Und im Alemannischen heißt es auch “Vater siin Huus”. Möglicherweise gibt es noch mehr Mundarten, in denen ähnlich formuliert wird. Jedenfalls wäre es kein Wunder, wenn in Gebieten mit so formulierenden Mundarten diese Formulierungen auch ins Hochdeutsche übernommen würden.
Insofern könnte es sein, dass es sich nicht um einen Rückgang des Genitivs im Hochdeutschen handelt, sondern um eine Bewegung von streng hochsprachlichem zu mehr mundartbeeinflusstem Sprachgebrauch.
@Kristin: Danke!
Oh weh, (linguistischer) Fehlerteufel! Ich meinte natürlich “adnominaler possessiver Dativ” als Bezeichnung für das “dem x sein y”-Pattern; im Eifer des Gefechts ist mir da der Genitiv rausgerutscht, Entschuldigung!
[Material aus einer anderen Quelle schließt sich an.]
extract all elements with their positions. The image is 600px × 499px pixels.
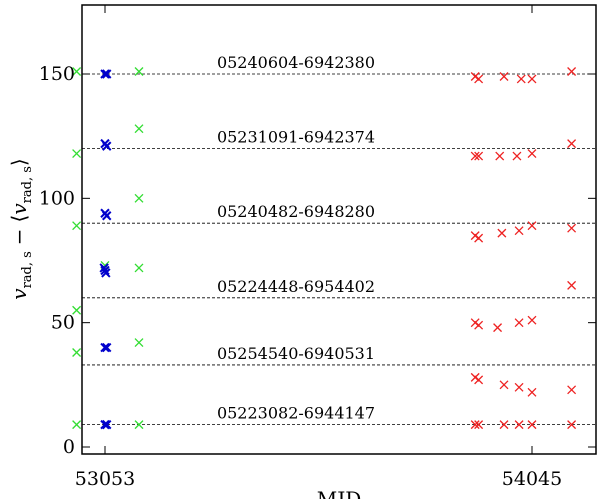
y-label-sub: rad, s bbox=[20, 251, 35, 288]
star-id-label: 05223082-6944147 bbox=[217, 404, 375, 423]
data-point-green bbox=[134, 193, 144, 203]
x-axis-label: MJD bbox=[317, 487, 362, 499]
data-point-blue bbox=[100, 69, 110, 79]
data-point-red bbox=[527, 221, 537, 231]
data-point-red bbox=[470, 151, 480, 161]
data-point-blue bbox=[102, 69, 112, 79]
data-point-red bbox=[516, 74, 526, 84]
plot-frame bbox=[81, 4, 597, 455]
data-point-red bbox=[527, 315, 537, 325]
data-point-red bbox=[514, 382, 524, 392]
star-id-label: 05240604-6942380 bbox=[217, 53, 375, 72]
x-tick-label: 54045 bbox=[502, 468, 562, 490]
data-point-red bbox=[470, 420, 480, 430]
axis-ticks: 0 50 100 150 53053 54045 bbox=[39, 5, 596, 490]
y-label-langle: ⟨ bbox=[7, 215, 31, 223]
data-point-red bbox=[527, 387, 537, 397]
data-point-red bbox=[567, 280, 577, 290]
y-label-v2: v bbox=[7, 203, 31, 215]
data-point-green bbox=[72, 420, 82, 430]
data-point-red bbox=[567, 420, 577, 430]
data-point-green bbox=[72, 149, 82, 159]
data-point-blue bbox=[102, 419, 112, 430]
data-point-red bbox=[514, 226, 524, 236]
y-tick-label: 0 bbox=[63, 436, 75, 458]
star-id-label: 05224448-6954402 bbox=[217, 277, 375, 296]
data-point-red bbox=[514, 318, 524, 328]
data-point-green bbox=[134, 67, 144, 76]
star-id-label: 05231091-6942374 bbox=[217, 128, 375, 147]
data-point-green bbox=[72, 348, 82, 357]
data-point-blue bbox=[99, 263, 109, 273]
data-point-blue bbox=[102, 141, 112, 151]
data-point-red bbox=[474, 420, 484, 430]
star-id-label: 05240482-6948280 bbox=[217, 202, 375, 221]
data-point-red bbox=[474, 320, 484, 330]
y-tick-label: 100 bbox=[39, 187, 75, 209]
x-tick-label: 53053 bbox=[75, 468, 135, 490]
data-point-red bbox=[567, 385, 577, 395]
y-tick-label: 150 bbox=[39, 63, 75, 85]
reference-lines: 05240604-6942380 05231091-6942374 05240482… bbox=[82, 53, 596, 426]
data-point-red bbox=[514, 420, 524, 430]
data-point-green bbox=[134, 124, 144, 134]
y-tick-label: 50 bbox=[51, 312, 75, 334]
data-point-green bbox=[134, 338, 144, 348]
data-point-blue bbox=[100, 342, 110, 353]
data-point-red bbox=[493, 323, 503, 333]
data-point-red bbox=[497, 228, 507, 238]
data-point-red bbox=[527, 74, 537, 84]
data-point-blue bbox=[100, 265, 110, 276]
y-label-minus: − bbox=[7, 228, 31, 245]
star-id-label: 05254540-6940531 bbox=[217, 344, 375, 363]
data-point-red bbox=[474, 151, 484, 161]
data-point-red bbox=[474, 74, 484, 84]
y-axis-label: vrad, s−⟨vrad, s⟩ bbox=[7, 158, 35, 299]
data-point-green bbox=[134, 420, 144, 430]
data-point-red bbox=[567, 139, 577, 149]
data-point-blue bbox=[100, 419, 110, 430]
data-point-red bbox=[499, 420, 509, 430]
data-point-green bbox=[134, 263, 144, 273]
data-point-red bbox=[474, 375, 484, 385]
data-point-red bbox=[512, 151, 522, 161]
data-point-green bbox=[72, 221, 82, 231]
data-point-red bbox=[527, 420, 537, 430]
data-point-red bbox=[567, 67, 577, 76]
y-label-sub2: rad, s bbox=[20, 166, 35, 203]
data-point-green bbox=[72, 305, 82, 315]
data-point-green bbox=[72, 67, 82, 76]
data-point-red bbox=[474, 233, 484, 243]
data-point-red bbox=[499, 72, 509, 81]
data-point-red bbox=[527, 149, 537, 159]
data-point-red bbox=[499, 380, 509, 390]
data-point-blue bbox=[102, 342, 112, 353]
data-point-red bbox=[495, 151, 505, 161]
y-label-rangle: ⟩ bbox=[7, 158, 31, 166]
data-markers bbox=[72, 67, 577, 430]
data-point-blue bbox=[102, 211, 112, 221]
data-point-red bbox=[567, 223, 577, 233]
y-label-v: v bbox=[7, 288, 31, 300]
@Kristin: Ja das stimmt, derzeit scheint die Verwendung des Dativs noch auf belebte Possessoren beschränkt zu sein. Wie du richtig sagst, muss es theoretisch nicht dabei bleiben. Wir dachten, dass Wendungen wie “dem Haus sein Dach” kategorisch als unakzeptabel gelten, einige Personen fanden sie aber doch akzeptabel, wenngleich sehr wenige.
@gnaddrig
Danke für den Kommentar! Der Frage, woher die Formulierung genau stammt, war ich bisher nicht weiter nachgegangen. Eine Vermutung, die sich aus der synchronen Datenanalyse ergeben hat, ist, dass auch eine doppeldeutige Syntax und Verteilung der semantischen Rollen dazu führen kann / konnte, dass “dem x sein y” als zusammengehöriger Ausdruck wahrgenommen werden kann und nicht nur der Genitiv Possession ausdrücken kann, sondern auch der Dativ, z.B. in “Der Referent nutzte bei der Versammlung die Möglichkeit, der Stadt ihre Grenzen aufzuzeigen.”
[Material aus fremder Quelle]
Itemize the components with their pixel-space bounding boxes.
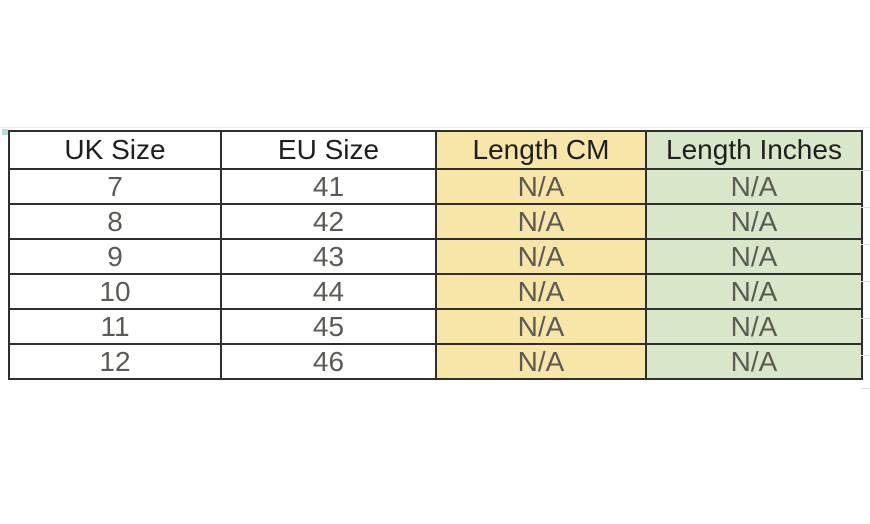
column-header-uk-size: UK Size xyxy=(8,130,222,170)
cell-uk: 10 xyxy=(8,273,222,310)
cell-eu: 43 xyxy=(220,238,437,275)
column-header-length-inches: Length Inches xyxy=(645,130,863,170)
gridline-tick xyxy=(861,207,870,208)
cell-cm: N/A xyxy=(435,343,647,380)
cell-uk: 7 xyxy=(8,168,222,205)
gridline-tick xyxy=(861,170,870,171)
gridline-tick xyxy=(861,355,870,356)
cell-cm: N/A xyxy=(435,308,647,345)
table-row: 11 45 N/A N/A xyxy=(8,308,863,345)
cell-eu: 44 xyxy=(220,273,437,310)
column-header-eu-size: EU Size xyxy=(220,130,437,170)
cell-cm: N/A xyxy=(435,238,647,275)
table-row: 7 41 N/A N/A xyxy=(8,168,863,205)
cell-eu: 45 xyxy=(220,308,437,345)
cell-inch: N/A xyxy=(645,168,863,205)
table-body: 7 41 N/A N/A 8 42 N/A N/A 9 43 N/A N/A 10 44 N/A N/A 11 4… xyxy=(8,168,863,380)
cell-eu: 42 xyxy=(220,203,437,240)
cell-inch: N/A xyxy=(645,203,863,240)
table-header-row: UK Size EU Size Length CM Length Inches xyxy=(8,130,863,170)
table-row: 12 46 N/A N/A xyxy=(8,343,863,380)
cell-cm: N/A xyxy=(435,203,647,240)
column-header-length-cm: Length CM xyxy=(435,130,647,170)
cell-uk: 12 xyxy=(8,343,222,380)
table-row: 9 43 N/A N/A xyxy=(8,238,863,275)
cell-inch: N/A xyxy=(645,238,863,275)
cell-inch: N/A xyxy=(645,343,863,380)
table-row: 10 44 N/A N/A xyxy=(8,273,863,310)
cell-eu: 46 xyxy=(220,343,437,380)
cell-uk: 9 xyxy=(8,238,222,275)
selection-corner-artifact xyxy=(2,129,8,135)
cell-inch: N/A xyxy=(645,273,863,310)
gridline-tick xyxy=(861,318,870,319)
cell-uk: 11 xyxy=(8,308,222,345)
size-chart-container: UK Size EU Size Length CM Length Inches … xyxy=(8,130,870,389)
faint-gridline xyxy=(0,127,870,128)
gridline-tick xyxy=(861,388,870,389)
table-row: 8 42 N/A N/A xyxy=(8,203,863,240)
gridline-tick xyxy=(861,281,870,282)
gridline-tick xyxy=(861,244,870,245)
cell-eu: 41 xyxy=(220,168,437,205)
size-chart-table: UK Size EU Size Length CM Length Inches … xyxy=(8,130,863,380)
cell-inch: N/A xyxy=(645,308,863,345)
cell-uk: 8 xyxy=(8,203,222,240)
cell-cm: N/A xyxy=(435,168,647,205)
cell-cm: N/A xyxy=(435,273,647,310)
Die Tatsache, dass die Wendung in vielen Dialekten, sowohl in Nord als auch Süd, scheinbar seit Langem zu bestehen scheint, lässt die Frage aufkommen, warum sie im Hochdeutschen als nicht der Norm entsprechend gilt. Wenn ich mich richtig erinnere, wurde sie tatsächlich im Zuge der Normierung und Grammatikschreibung der deutschen Sprache im 18. / 19. Jahrhundert als “nicht schön” eingestuft und war damit verpönt. Dennoch hat sie in der Mundart (Singular stellvertretend für viele) bis heute überlebt und scheint auch nicht einem Ende entgegen zu gehen.
Wie viel Mundart und Umgangssprache im Hochdeutschen steckt, ist eine spannende Frage, sowohl synchron als auch diachron!
Es mag manchem im Norden ja komisch vorkommen, aber diese Form ist zumindest bei uns im Südwesten seit langer Zeit gebräuchlich und wird vom Dialekt in die Hochsprache übernommen.
“das ist (d)em Tobi sein Vater”
Es ist spannend wie sich die deutsche Sprache entwickelt.